I was in Libya five times. Why? Because if you’re caught while crossing the Mediterranean Sea it’s the beginning of your worse nightmare. You don’t even have enough to eat. You go out to find something you’re kidnapped. It’s not easy! It’s the only country World that every Friday they sell weapons on the sidewalk Kalashnikovs are sold for less than a dollar, only in Libya. The young girls. If you see our African sisters in Libya. The way that they’re being tortured! In the prison in raskah, they make the men take off your clothes, they force you to sleep with your own brother! Your friend that you eat together you have to sleep with him. If you don’t do it my brother, they break your legs with weapons.
Our African leaders you stay quiet with your mouth closed. That little video from cnn that you saw, that is painful. It’s turning the world upside down. If they show you the actual reality, it could set off a Third World War. But we didn’t have phones at that time to film what was happening. There’s worse than selling blacks in Libya. There’s much worse! There’s much much worse than that! When I say much worse, believe me. I experienced Libya from the entrance to exit. Time is of the essence we don’t even have a second to waste.

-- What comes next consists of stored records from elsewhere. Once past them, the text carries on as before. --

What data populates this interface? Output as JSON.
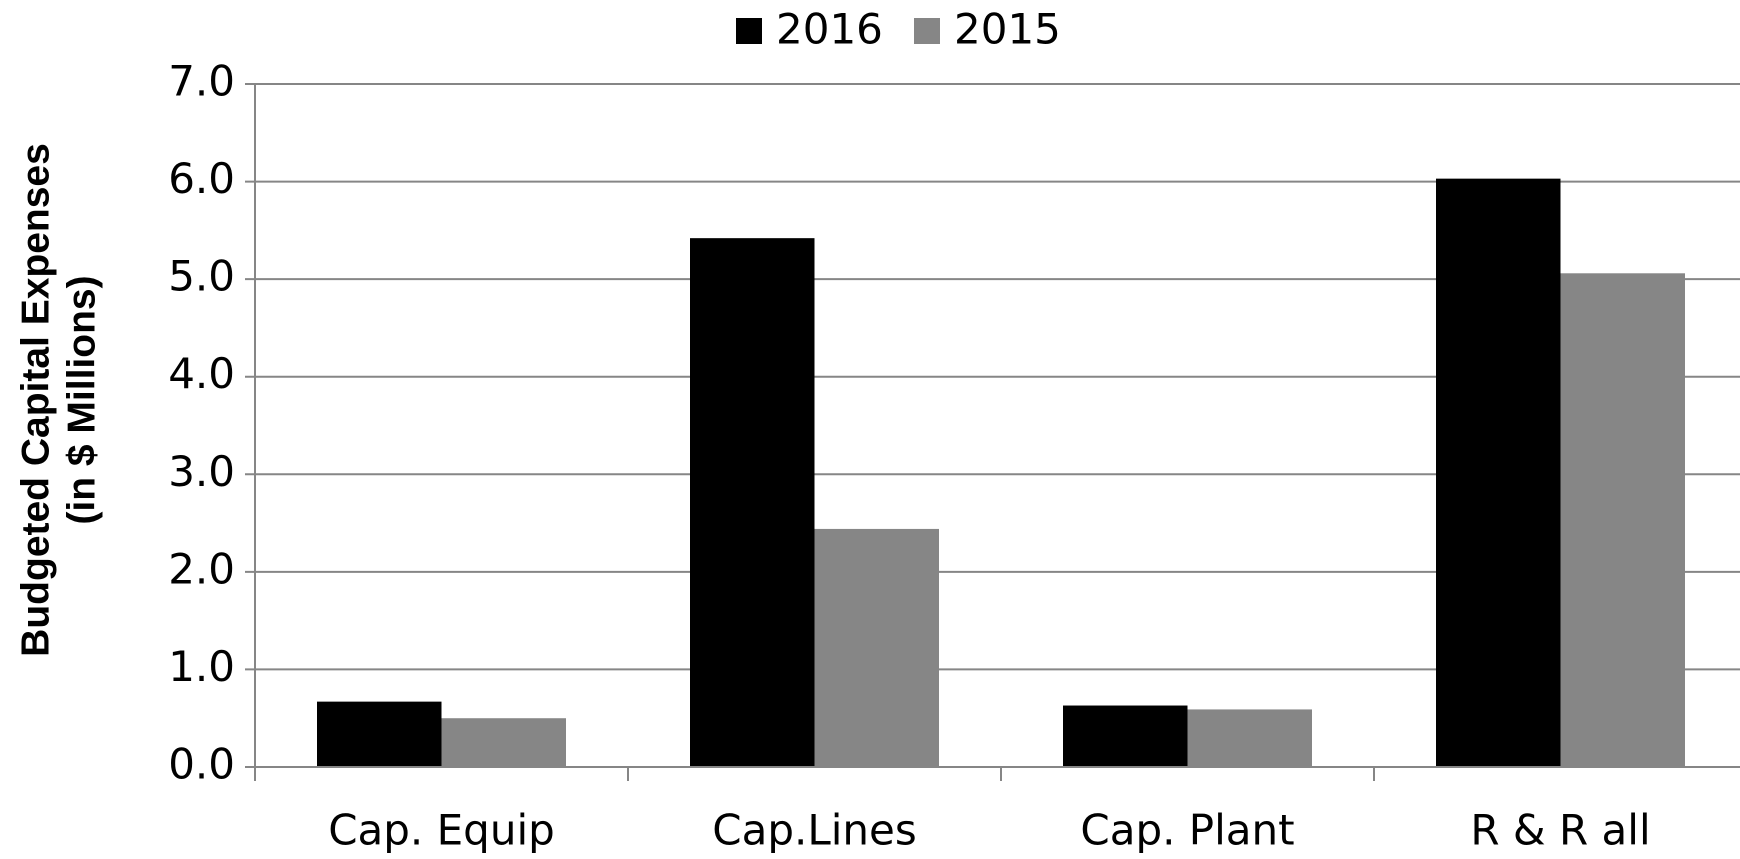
{
  "chart_data": {
    "type": "bar",
    "y_axis_label": [
      "Budgeted Capital Expenses",
      "(in $ Millions)"
    ],
    "categories": [
      "Cap. Equip",
      "Cap.Lines",
      "Cap. Plant",
      "R & R all"
    ],
    "series": [
      {
        "name": "2016",
        "color": "#000000",
        "values": [
          0.67,
          5.42,
          0.63,
          6.03
        ]
      },
      {
        "name": "2015",
        "color": "#868686",
        "values": [
          0.5,
          2.44,
          0.59,
          5.06
        ]
      }
    ],
    "ylim": [
      0,
      7
    ],
    "yticks": [
      {
        "value": 0,
        "label": "0.0"
      },
      {
        "value": 1,
        "label": "1.0"
      },
      {
        "value": 2,
        "label": "2.0"
      },
      {
        "value": 3,
        "label": "3.0"
      },
      {
        "value": 4,
        "label": "4.0"
      },
      {
        "value": 5,
        "label": "5.0"
      },
      {
        "value": 6,
        "label": "6.0"
      },
      {
        "value": 7,
        "label": "7.0"
      }
    ],
    "grid": true,
    "legend": "top"
  }
}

Libyans have private prisons. Meaning every Libyan built his own private prison. He can catch 15-20-40 migrants depending on how big his house is. Locks you up and forces you to pay. We don’t talk about (the) people who are being kidnapped and held in private prisons.

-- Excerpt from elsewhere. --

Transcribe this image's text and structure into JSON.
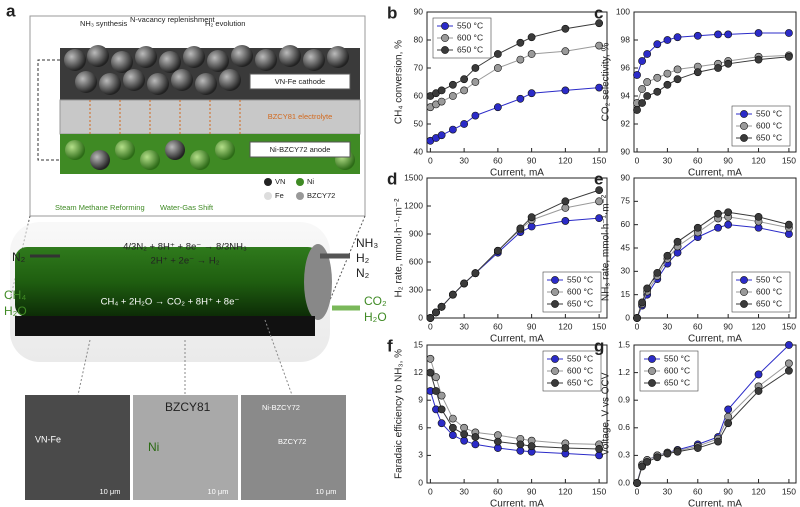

The Libyan state prisons, financed by Europe to stop migration of African in Europe. The same people catch migrants in Mediterranean Sea are the same people that resell them to rebels and submit them to slavery like you’ve seen. Make them work hard! Many Africans died! When Africans die at sea their corpse wash up on the shore in Souara. The city where I was living. No one is filming this. Here’s a very simple example, when they send 15 – 20 boats in Mediterranean Sea there might be 7 boats that make it. What happened to the other boats? They all drowned! One boats holds 120 migrants at one time. Imagine if 15 oats were sent out and only 7 make it, meaning 8 drown at sea. If you multiply 120 migrants boats it equals a lot of dead blacks. You know how that happens? You’ve never heard of African cemeteries and Libya, you never ask about corpses of Africans that drowned in the Mediterranean. You’ve never understood the system. We pick up the blacks. It’s thousands of dead corpses, we dig a big hole, we dump the corpses inside the hole. We never cover the hole with dirt. Just to make the Africans believe that they were buried. It’s not done! That’s when the organ trafficking starts.

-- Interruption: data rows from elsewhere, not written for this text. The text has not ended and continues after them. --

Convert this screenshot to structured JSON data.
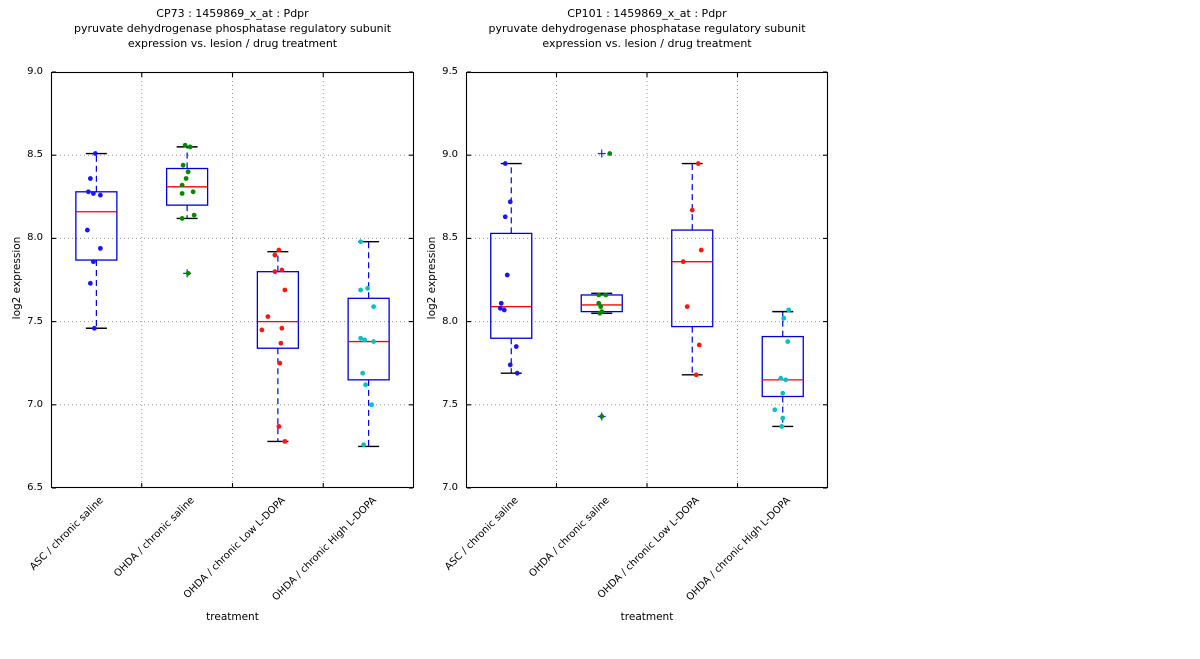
{
  "figure": {
    "background": "#ffffff"
  },
  "colors": {
    "box_edge": "#0000dd",
    "median": "#ff0000",
    "whisker": "#0000dd",
    "cap": "#000000",
    "grid": "#999999",
    "outlier_marker": "#2222ee",
    "axis": "#000000"
  },
  "chart_data": [
    {
      "type": "boxplot",
      "title_lines": [
        "CP73 : 1459869_x_at : Pdpr",
        "pyruvate dehydrogenase phosphatase regulatory subunit",
        "expression vs. lesion / drug treatment"
      ],
      "ylabel": "log2 expression",
      "xlabel": "treatment",
      "ylim": [
        6.5,
        9.0
      ],
      "yticks": [
        6.5,
        7.0,
        7.5,
        8.0,
        8.5,
        9.0
      ],
      "grid": true,
      "categories": [
        "ASC / chronic saline",
        "OHDA / chronic saline",
        "OHDA / chronic Low L-DOPA",
        "OHDA / chronic High L-DOPA"
      ],
      "groups": [
        {
          "category": "ASC / chronic saline",
          "color": "#1616ff",
          "box": {
            "q1": 7.87,
            "median": 8.16,
            "q3": 8.28,
            "whisker_low": 7.46,
            "whisker_high": 8.51
          },
          "outliers": [],
          "points": [
            [
              8.51,
              -1
            ],
            [
              8.36,
              -6
            ],
            [
              8.28,
              -8
            ],
            [
              8.27,
              -3
            ],
            [
              8.26,
              4
            ],
            [
              8.05,
              -9
            ],
            [
              7.94,
              4
            ],
            [
              7.86,
              -3
            ],
            [
              7.73,
              -6
            ],
            [
              7.46,
              -2
            ]
          ]
        },
        {
          "category": "OHDA / chronic saline",
          "color": "#008a00",
          "box": {
            "q1": 8.2,
            "median": 8.31,
            "q3": 8.42,
            "whisker_low": 8.12,
            "whisker_high": 8.55
          },
          "outliers": [
            7.79
          ],
          "points": [
            [
              8.56,
              -2
            ],
            [
              8.55,
              3
            ],
            [
              8.44,
              -4
            ],
            [
              8.4,
              1
            ],
            [
              8.36,
              -1
            ],
            [
              8.32,
              -5
            ],
            [
              8.28,
              6
            ],
            [
              8.27,
              -5
            ],
            [
              8.14,
              7
            ],
            [
              8.12,
              -5
            ],
            [
              7.79,
              1
            ]
          ]
        },
        {
          "category": "OHDA / chronic Low L-DOPA",
          "color": "#ff1414",
          "box": {
            "q1": 7.34,
            "median": 7.5,
            "q3": 7.8,
            "whisker_low": 6.78,
            "whisker_high": 7.92
          },
          "outliers": [],
          "points": [
            [
              7.93,
              1
            ],
            [
              7.9,
              -3
            ],
            [
              7.81,
              4
            ],
            [
              7.8,
              -3
            ],
            [
              7.69,
              7
            ],
            [
              7.53,
              -10
            ],
            [
              7.46,
              4
            ],
            [
              7.45,
              -16
            ],
            [
              7.37,
              3
            ],
            [
              7.25,
              2
            ],
            [
              6.87,
              1
            ],
            [
              6.78,
              7
            ]
          ]
        },
        {
          "category": "OHDA / chronic High L-DOPA",
          "color": "#00c4c4",
          "box": {
            "q1": 7.15,
            "median": 7.38,
            "q3": 7.64,
            "whisker_low": 6.75,
            "whisker_high": 7.98
          },
          "outliers": [],
          "points": [
            [
              7.98,
              -8
            ],
            [
              7.7,
              -1
            ],
            [
              7.69,
              -8
            ],
            [
              7.59,
              5
            ],
            [
              7.4,
              -8
            ],
            [
              7.39,
              -4
            ],
            [
              7.38,
              5
            ],
            [
              7.19,
              -6
            ],
            [
              7.12,
              -3
            ],
            [
              7.0,
              3
            ],
            [
              6.76,
              -5
            ]
          ]
        }
      ]
    },
    {
      "type": "boxplot",
      "title_lines": [
        "CP101 : 1459869_x_at : Pdpr",
        "pyruvate dehydrogenase phosphatase regulatory subunit",
        "expression vs. lesion / drug treatment"
      ],
      "ylabel": "log2 expression",
      "xlabel": "treatment",
      "ylim": [
        7.0,
        9.5
      ],
      "yticks": [
        7.0,
        7.5,
        8.0,
        8.5,
        9.0,
        9.5
      ],
      "grid": true,
      "categories": [
        "ASC / chronic saline",
        "OHDA / chronic saline",
        "OHDA / chronic Low L-DOPA",
        "OHDA / chronic High L-DOPA"
      ],
      "groups": [
        {
          "category": "ASC / chronic saline",
          "color": "#1616ff",
          "box": {
            "q1": 7.9,
            "median": 8.09,
            "q3": 8.53,
            "whisker_low": 7.69,
            "whisker_high": 8.95
          },
          "outliers": [],
          "points": [
            [
              8.95,
              -6
            ],
            [
              8.72,
              -1
            ],
            [
              8.63,
              -6
            ],
            [
              8.28,
              -4
            ],
            [
              8.11,
              -10
            ],
            [
              8.08,
              -11
            ],
            [
              8.07,
              -7
            ],
            [
              7.85,
              5
            ],
            [
              7.74,
              -1
            ],
            [
              7.69,
              6
            ]
          ]
        },
        {
          "category": "OHDA / chronic saline",
          "color": "#008a00",
          "box": {
            "q1": 8.06,
            "median": 8.1,
            "q3": 8.16,
            "whisker_low": 8.05,
            "whisker_high": 8.17
          },
          "outliers": [
            9.01,
            7.43
          ],
          "points": [
            [
              9.01,
              8
            ],
            [
              8.16,
              -3
            ],
            [
              8.16,
              4
            ],
            [
              8.11,
              -3
            ],
            [
              8.09,
              -1
            ],
            [
              8.06,
              0
            ],
            [
              8.05,
              -2
            ],
            [
              7.43,
              0
            ]
          ]
        },
        {
          "category": "OHDA / chronic Low L-DOPA",
          "color": "#ff1414",
          "box": {
            "q1": 7.97,
            "median": 8.36,
            "q3": 8.55,
            "whisker_low": 7.68,
            "whisker_high": 8.95
          },
          "outliers": [],
          "points": [
            [
              8.95,
              6
            ],
            [
              8.67,
              0
            ],
            [
              8.43,
              9
            ],
            [
              8.36,
              -9
            ],
            [
              8.09,
              -5
            ],
            [
              7.86,
              7
            ],
            [
              7.68,
              4
            ]
          ]
        },
        {
          "category": "OHDA / chronic High L-DOPA",
          "color": "#00c4c4",
          "box": {
            "q1": 7.55,
            "median": 7.65,
            "q3": 7.91,
            "whisker_low": 7.37,
            "whisker_high": 8.06
          },
          "outliers": [],
          "points": [
            [
              8.07,
              6
            ],
            [
              8.02,
              1
            ],
            [
              7.88,
              5
            ],
            [
              7.66,
              -2
            ],
            [
              7.65,
              3
            ],
            [
              7.57,
              0
            ],
            [
              7.47,
              -8
            ],
            [
              7.42,
              0
            ],
            [
              7.37,
              -1
            ]
          ]
        }
      ]
    }
  ]
}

That’s what it’s all about, organ trafficking! They remove the essential organs before filling the hole. I know what I’m talking about. I’m not talking just to talk. I’m talking about what I experienced. What I saw with my own eyes. They decapitate the African bodies. They take the organs I need to see you to the Westerners. There are American and French boats on sea under the pretext of extracting oil.
It’s all business. It’s not oil. When you hear that there are four or 25 boats that sank at sea, what do you think happened to the bodies? No one was talking about that. There are millions of Africans who died in Libya. Some families think that their kids made it to Europe but it’s not so. You can’t even tell the family because you will break their hearts. I’m from Cameroon, I lost a lot of my friends. As I speak right now, many are still in jails. Jails that even African presidents can’t find because they’re underground. You need someone who knows the territory to expose these prisons. I can’t cry anymore I’m tired of crying. We saw too many corpses. We thank all of you for the huge protest that you did for us today. It’s truly heartfelt. African leaders, if you come, if you don’t come, you’ve already exposed your guilt! But our brothers’ manifestations give us hope to escape the hell we are facing. God always has the last word, I thank you.”